Hujan jatuh tak bersuara di balik kaca jendela apartemen lantai lima belas. Lampu gantung di langit-langit kamar itu bergetar samar, seolah malu menyaksikan dua tubuh yang saling membungkus di balik seprai putih.
"Aku harus pulang," desah Rania sambil menarik selimut hingga menutupi dadanya yang masih berembun keringat. Nafasnya belum sepenuhnya kembali stabil.
Adam menoleh, tubuh tegapnya masih setengah telanjang. “Kenapa buru-buru? Bukankah dia tak pernah bertanya ke mana kau pergi?”
Nada sinisnya mengiris.
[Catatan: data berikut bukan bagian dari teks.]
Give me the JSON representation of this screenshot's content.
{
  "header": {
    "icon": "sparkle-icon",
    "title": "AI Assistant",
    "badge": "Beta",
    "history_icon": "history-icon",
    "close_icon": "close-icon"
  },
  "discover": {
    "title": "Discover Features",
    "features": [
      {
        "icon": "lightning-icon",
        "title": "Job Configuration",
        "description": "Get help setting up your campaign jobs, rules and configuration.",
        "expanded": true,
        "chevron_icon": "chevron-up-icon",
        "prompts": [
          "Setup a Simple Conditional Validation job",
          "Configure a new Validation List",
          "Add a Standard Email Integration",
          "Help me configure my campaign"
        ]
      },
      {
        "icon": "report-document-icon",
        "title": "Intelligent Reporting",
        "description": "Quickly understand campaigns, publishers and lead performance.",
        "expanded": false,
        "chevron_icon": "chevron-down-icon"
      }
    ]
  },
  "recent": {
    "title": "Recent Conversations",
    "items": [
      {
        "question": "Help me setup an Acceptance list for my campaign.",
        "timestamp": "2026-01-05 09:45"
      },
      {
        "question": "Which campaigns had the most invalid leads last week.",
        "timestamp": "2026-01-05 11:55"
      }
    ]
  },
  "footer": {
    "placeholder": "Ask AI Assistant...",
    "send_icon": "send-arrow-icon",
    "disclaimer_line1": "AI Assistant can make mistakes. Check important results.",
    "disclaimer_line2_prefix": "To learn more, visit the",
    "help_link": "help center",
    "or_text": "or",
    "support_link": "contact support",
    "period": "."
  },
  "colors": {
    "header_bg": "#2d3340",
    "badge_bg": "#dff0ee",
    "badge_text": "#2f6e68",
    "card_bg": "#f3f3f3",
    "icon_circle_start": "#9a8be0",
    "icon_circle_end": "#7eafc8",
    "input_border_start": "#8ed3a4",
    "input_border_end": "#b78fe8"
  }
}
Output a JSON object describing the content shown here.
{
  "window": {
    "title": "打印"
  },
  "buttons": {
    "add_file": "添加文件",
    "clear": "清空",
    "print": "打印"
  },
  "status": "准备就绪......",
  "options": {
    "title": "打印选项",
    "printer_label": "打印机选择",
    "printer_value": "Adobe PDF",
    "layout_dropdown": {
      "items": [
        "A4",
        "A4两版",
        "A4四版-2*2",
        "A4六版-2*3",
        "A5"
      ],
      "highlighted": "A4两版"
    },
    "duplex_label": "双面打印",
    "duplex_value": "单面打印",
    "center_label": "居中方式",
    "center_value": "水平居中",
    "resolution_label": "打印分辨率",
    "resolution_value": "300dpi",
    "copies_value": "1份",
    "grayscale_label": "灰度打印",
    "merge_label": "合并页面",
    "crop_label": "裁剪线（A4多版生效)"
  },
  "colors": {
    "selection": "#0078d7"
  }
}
Tapi yang paling menyakitkan adalah kebenaran di baliknya.
Rania menggigit bibir, menahan air mata yang nyaris tumpah, bukan karena penyesalan, tapi karena ia tahu: Adam benar. Reza, suaminya, tak lagi peduli. Mungkin karena ia terlalu sibuk. Atau… mungkin karena ada perempuan lain di balik layar ponselnya.
“Kau tahu, Ran,” ujar Adam, mengusap punggungnya dengan lembut. “Aku tak peduli jika dunia memanggilku perusak rumah tangga. Karena sejak pertama, aku tahu… kaulah yang rusak duluan.”
“Jangan mulai lagi, Dam,” gumam Rania, wajahnya berpaling. “Aku datang ke sini bukan untuk dengar ceramahmu. Aku datang karena aku... butuhmu.”
Adam tersenyum sinis, lalu berbalik, meninggalkannya menuju kamar mandi. Pancuran menyala, suara air menggantikan percakapan yang tersendat di udara. Tapi suara dalam kepala Rania tak bisa dimatikan.
Ia menatap pantulan wajahnya di cermin. Rambut acak-acakan, bibir sedikit bengkak, mata sembab karena terlalu sering menangis—dan berbohong.
Apa ini cinta? Atau hanya pelarian?
Dua bulan lalu.
“Ran, kamu yakin mau pulang malam ini?” Reza menatap jam tangan mahalnya, bahkan sebelum menyentuh Rania. “Aku ada meeting lagi jam delapan.”
“Pulang, Za. Rumah itu juga milikku,” jawab Rania datar. Tangannya meremas tali tas dengan gugup.
“Rumah, ya?” Reza tersenyum miring. “Tapi kau sendiri tahu, tempat tidur itu sudah terlalu dingin. Lama tak kau hangatkan.”
Itu kali pertama Reza bicara kasar. Tapi bukan yang terakhir.
Semenjak kehadiran perempuan bernama Keysha—asisten muda dengan rok pensil ketat dan parfum mahal—suaminya tak pernah benar-benar pulang. Tubuhnya hadir, tapi jiwanya menghilang.
Dan Adam… pria itu muncul seperti badai: tak diundang, tak bisa dihentikan.
Ia adalah sahabat masa lalu Reza. Dulu sempat dekat dengan Rania, namun Reza yang akhirnya menang—setidaknya di atas kertas. Tapi Adam tak pernah benar-benar pergi. Ia hanya menunggu. Seperti harimau di balik semak.
Satu pesan dari Adam malam itu mengubah segalanya.
“Aku masih ingat rasa bibirmu, Ran. Apakah dia bisa memberimu seperti yang dulu kuberikan?”